The sanctuary represents the easternmost temperate ecosystems and landscapes of Bhutan, and is part of the Eastern Himalayan subalpine conifer forests ecoregion. It protects several endemic species including the eastern blue pine, Meconopsis merakensis var. merakensis, the black-rumped magpie, and the endangered Himalayan red panda, A. f. fulgens.

Sakteng Wildlife Sanctuary was created in part to protect the migoi, a yeti-like cryptid whose existence has not been scientifically confirmed, but in which the local population strongly believes.

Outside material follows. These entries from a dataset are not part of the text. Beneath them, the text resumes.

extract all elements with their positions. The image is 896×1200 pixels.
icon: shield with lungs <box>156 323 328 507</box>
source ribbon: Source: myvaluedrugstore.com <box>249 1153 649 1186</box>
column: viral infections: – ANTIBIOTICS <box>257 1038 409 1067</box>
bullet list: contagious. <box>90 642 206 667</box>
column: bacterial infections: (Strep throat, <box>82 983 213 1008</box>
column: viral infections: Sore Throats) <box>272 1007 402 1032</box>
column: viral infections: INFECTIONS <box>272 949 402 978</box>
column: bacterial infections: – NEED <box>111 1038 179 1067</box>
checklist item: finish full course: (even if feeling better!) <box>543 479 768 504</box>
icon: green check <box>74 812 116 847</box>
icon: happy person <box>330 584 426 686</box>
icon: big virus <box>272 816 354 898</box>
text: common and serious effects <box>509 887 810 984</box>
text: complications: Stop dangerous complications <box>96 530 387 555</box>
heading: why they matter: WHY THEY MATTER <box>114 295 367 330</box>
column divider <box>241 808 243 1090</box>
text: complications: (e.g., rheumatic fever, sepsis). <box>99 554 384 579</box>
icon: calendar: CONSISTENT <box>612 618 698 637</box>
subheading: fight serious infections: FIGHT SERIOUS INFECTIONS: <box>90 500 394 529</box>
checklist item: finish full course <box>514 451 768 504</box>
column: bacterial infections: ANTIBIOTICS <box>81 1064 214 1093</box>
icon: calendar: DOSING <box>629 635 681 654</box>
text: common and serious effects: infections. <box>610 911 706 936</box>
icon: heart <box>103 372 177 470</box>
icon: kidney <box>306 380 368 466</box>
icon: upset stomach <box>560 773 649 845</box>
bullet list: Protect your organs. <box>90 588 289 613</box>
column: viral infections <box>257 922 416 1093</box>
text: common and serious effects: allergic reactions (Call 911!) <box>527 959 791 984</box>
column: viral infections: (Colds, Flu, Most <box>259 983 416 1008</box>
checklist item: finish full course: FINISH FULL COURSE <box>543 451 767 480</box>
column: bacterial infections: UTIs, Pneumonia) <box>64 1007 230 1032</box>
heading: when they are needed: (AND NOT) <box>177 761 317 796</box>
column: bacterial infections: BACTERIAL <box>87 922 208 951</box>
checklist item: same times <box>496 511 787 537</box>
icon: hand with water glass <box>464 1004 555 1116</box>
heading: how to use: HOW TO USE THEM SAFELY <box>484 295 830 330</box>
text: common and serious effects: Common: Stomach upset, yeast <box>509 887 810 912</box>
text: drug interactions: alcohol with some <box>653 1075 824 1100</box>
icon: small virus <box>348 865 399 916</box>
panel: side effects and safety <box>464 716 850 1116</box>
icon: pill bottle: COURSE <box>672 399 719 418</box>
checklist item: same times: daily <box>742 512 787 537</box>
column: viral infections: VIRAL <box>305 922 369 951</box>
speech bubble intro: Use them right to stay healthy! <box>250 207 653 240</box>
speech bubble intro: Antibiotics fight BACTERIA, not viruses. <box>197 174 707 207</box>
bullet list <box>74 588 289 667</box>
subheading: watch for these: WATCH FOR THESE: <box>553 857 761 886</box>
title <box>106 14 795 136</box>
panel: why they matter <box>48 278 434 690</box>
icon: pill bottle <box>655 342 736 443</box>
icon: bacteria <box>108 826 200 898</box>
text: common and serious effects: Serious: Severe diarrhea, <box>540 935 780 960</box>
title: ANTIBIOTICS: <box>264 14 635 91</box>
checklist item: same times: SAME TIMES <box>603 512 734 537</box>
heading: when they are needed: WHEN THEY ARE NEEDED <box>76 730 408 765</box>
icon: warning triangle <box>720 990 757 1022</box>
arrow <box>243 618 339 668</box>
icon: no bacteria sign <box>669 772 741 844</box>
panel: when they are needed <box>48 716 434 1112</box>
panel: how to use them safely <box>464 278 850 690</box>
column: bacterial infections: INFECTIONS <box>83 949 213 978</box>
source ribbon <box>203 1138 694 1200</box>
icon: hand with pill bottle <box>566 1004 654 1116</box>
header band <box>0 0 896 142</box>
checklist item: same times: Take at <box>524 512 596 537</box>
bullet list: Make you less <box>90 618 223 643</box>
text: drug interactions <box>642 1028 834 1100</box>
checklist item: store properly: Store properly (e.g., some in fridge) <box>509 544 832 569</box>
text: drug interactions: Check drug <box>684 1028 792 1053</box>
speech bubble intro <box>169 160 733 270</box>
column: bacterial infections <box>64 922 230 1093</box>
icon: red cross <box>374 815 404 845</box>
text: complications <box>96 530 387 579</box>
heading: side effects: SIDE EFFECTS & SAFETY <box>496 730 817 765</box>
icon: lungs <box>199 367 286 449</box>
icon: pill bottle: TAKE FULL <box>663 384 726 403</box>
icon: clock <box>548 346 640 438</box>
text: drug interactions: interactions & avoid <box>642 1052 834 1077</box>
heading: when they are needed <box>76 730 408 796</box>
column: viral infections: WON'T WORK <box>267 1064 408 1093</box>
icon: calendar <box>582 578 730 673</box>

The migoi are believed to haunt the northern part of the area.

==Territorial dispute==

According to Tenzing Lamsang, editor of The Bhutanese, in all official Chinese maps, the sanctuary is shown to be Bhutanese territory. The area including Sakteng Wildlife Sanctuary made news in June 2020 when the Chinese government reaffirmed that it is a territory disputed between China and Bhutan. Bhutan rejected the assertion, and denied that China had ever laid claim to the area in the past.

In July 2020, the Indian Border Roads Organisation was tasked with building new strategic roads to connect eastern Bhutan to western Tawang area such as Lumla-Trashigang road through Sakteng Wildlife Sanctuary.